A shift in focus: less “software,” more flow

Beyond the list of features, Zoom’s message is that collaboration shouldn’t feel like “managing tools,” but rather about keeping the work rhythm. The redesign aims for users to spend less time navigating menus and more time executing: meeting, deciding, documenting, and following up.

Whether this shift succeeds or not depends on a key detail Zoom knows well: in collaboration, success isn’t just about promising features, but about what reduces friction consistently, every day.


Frequently Asked Questions

What exactly changes in the Zoom Workplace redesign?
A cleaner, simplified interface with more direct navigation between sections, visual consistency across devices, and reorganized settings to reduce clicks in meetings, chat, and core tools.

What is Zoom Hub and why is it important?
It’s a central space to manage content within Zoom Workplace.
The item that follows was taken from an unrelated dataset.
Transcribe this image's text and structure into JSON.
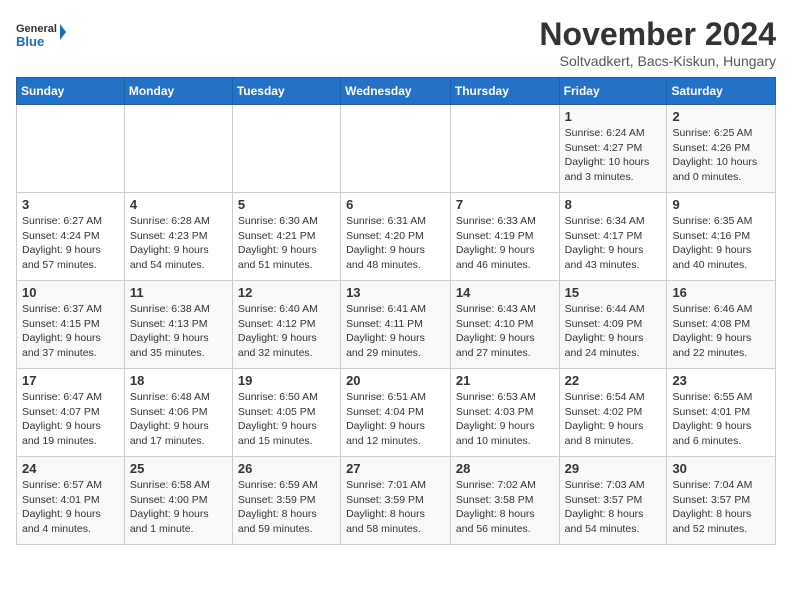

It will be enabled by default for online users and is envisioned as a “command center” where AI helps extract information and generate content.

What can AI Companion 3.0 do in Zoom Docs?
Organize meeting summaries into tables, extract insights, identify risks, categorize feedback, and summarize documents, including views and mind maps for quick understanding of complex material.

When will the “Hey Zoomie” commands be available in Zoom Rooms?
Zoom expects them to be available by late December 2025, as part of the voice command enhancements for rooms.